Filmer le scintillement engendré par la matière englouti par un trou noir
Le scintillement d’un trou noir dans notre galaxie, la Voie lactée, a été filmé avec une précision sans précédent, grâce à une nouvelle technique qui aide à comprendre la dynamique sauvage de ces objets très énigmatiques.
Le trou noir s’appelle MAXI J1820+070, découvert en 2018, d’environ 7 fois la masse du Soleil et à seulement 10 000 années-lumière de la Terre.
GIF d’entête, à partir de la vidéo plus bas: représentation du trou noir MAXI J1820+070. (John Paice)
Pour un trou noir, il est très petit, la plus petite masse estimée qu’un trou noir peut avoir est autour de 5 soleils, mais il y a autre chose de vraiment intéressant. Il scintille, émettant tout un tas de rayons X et de rayonnement de lumière visible, alors qu’il absorbe la matière provenant d’une étoile voisine.

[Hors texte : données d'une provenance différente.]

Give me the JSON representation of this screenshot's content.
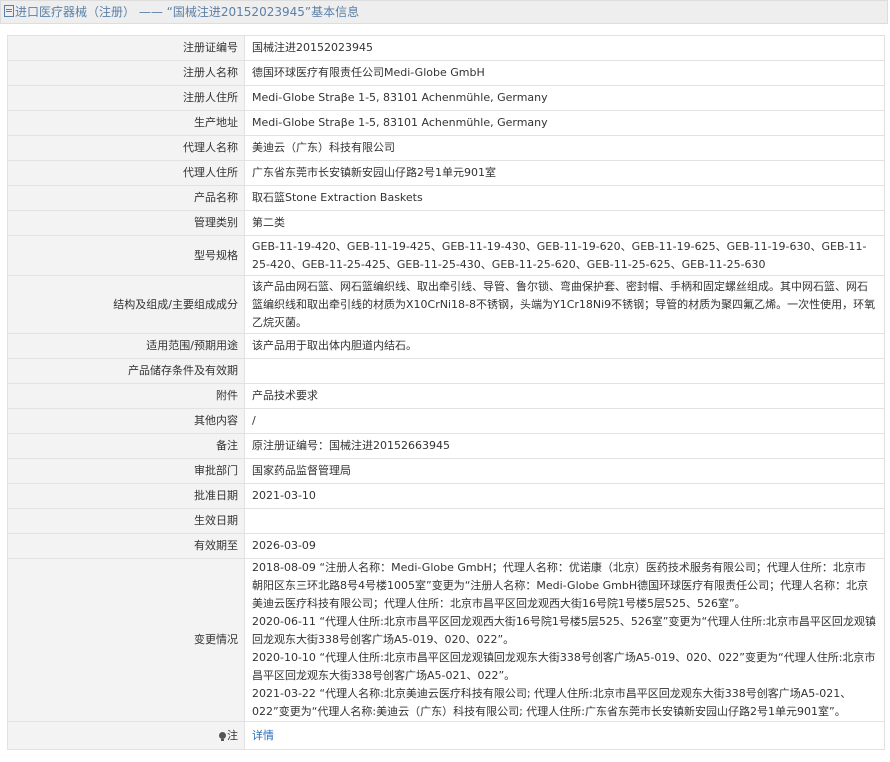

Normalement, les trous noirs, surtout les petits plus tranquilles, sont très difficiles à voir. Sagittaire A*, le trou noir supermassif au centre de la Voie lactée, est relativement paisible, ce qui permet de suivre les orbites des objets qui se déplacent autour.
Mais Sgr A* fait 4 millions de fois la masse du Soleil, et agit donc comme le centre d’un système massif. Un trou noir de seulement 7 fois la masse du Soleil n’est pas susceptible d’avoir autant d’orbiteurs. Cependant, de nombreuses étoiles (y compris les étoiles mortes comme les trous noirs) sont dans des systèmes binaires avec d’autres étoiles, et de tels trous noirs peuvent dévorer la matière dépouillée de leur compagne.
C’est ce que pensent les astronomes de MAXI J1820+070. Lorsque le trou noir dépouille son étoile BFF, le matériau forme un disque d’accrétion autour du trou noir, où les forces de friction, magnétiques et gravitationnelles le compriment, engendrant une chaleur incroyable.
C’est ce que les chercheurs ont capté, à un rythme de plus de 300 images par seconde, en lumière optique à l’aide de l’instrument HiPERCAM sur le Gran Telescopio Canarias et aux rayons X de l’observatoire Neutron Star Interior Composition Explorer (NICER) de la NASA fixé à la Station spatiale internationale.
L’astronome John Paice de l’université Southampton et de l’Inter-University Centre for Astronomy & Astrophysics précise :
Le film a été réalisé à partir de données réelles, mais il a été ralenti à 1/10e de sa vitesse réelle pour permettre à l’œil humain de discerner les éruptions les plus rapides.
Nous pouvons voir comment la matière autour du trou noir est si brillante qu’elle éclipse l’étoile qu’elle consomme, et les scintillements les plus rapides ne durent que quelques millisecondes, c’est le résultat d’une centaine de soleils et plus qui sont émis en un clin d’œil…
Cette approche du domaine de l’astronomie multimessager a permis à l’équipe de suivre simultanément les deux types de rayonnement, une augmentation de l’un s’accompagnant d’une augmentation de l’autre.
Mais, fait intéressant, il y avait un décalage dans le temps : les éclairs de lumière optique étaient précédés d’une fraction de seconde seulement par des flashs de rayons X, un signal qui, selon les chercheurs, indiquait la présence de plasma, un état de matière hautement ionisé et électriquement conducteur, extrêmement proche du trou noir.
Deux autres fois, ce délai entre le flash de rayons X et le flash optique a été détecté dans les trous noirs qui s’accumulent activement, une fois en 2017 et une autre fois en 2018.
Cette troisième fois est la meilleure, étant l’observation la plus détaillée du phénomène à ce jour.
Selon l’astronome Poshak Gandhi de l’université Southampton :
Le fait que nous le voyons maintenant dans trois systèmes renforce l’idée qu’il s’agit d’une caractéristique unificatrice de ces trous noirs en pleine croissance. Si c’est vrai, cela doit nous apprendre quelque chose de fondamental sur la façon dont le plasma circule autour des trous noirs.
Nos meilleures idées invoquent un lien profond entre les parties inspirantes et sortantes du plasma. Mais ce sont des conditions physiques extrêmes que nous ne pouvons pas reproduire dans les laboratoires terrestres, et nous ne comprenons pas comment la nature gère cela. De telles données seront cruciales pour trouver la bonne théorie.
L’étude publiées dans les Monthly Notices of the Royal Astronomical Society : Puzzling blue dips in the black hole candidate Swift J1357.2 − 0933, from ULTRACAM, SALT, ATCA, Swift, and NuSTAR et présentée sur le site de l’université Southampton : Violent flaring revealed at the heart of a black hole system.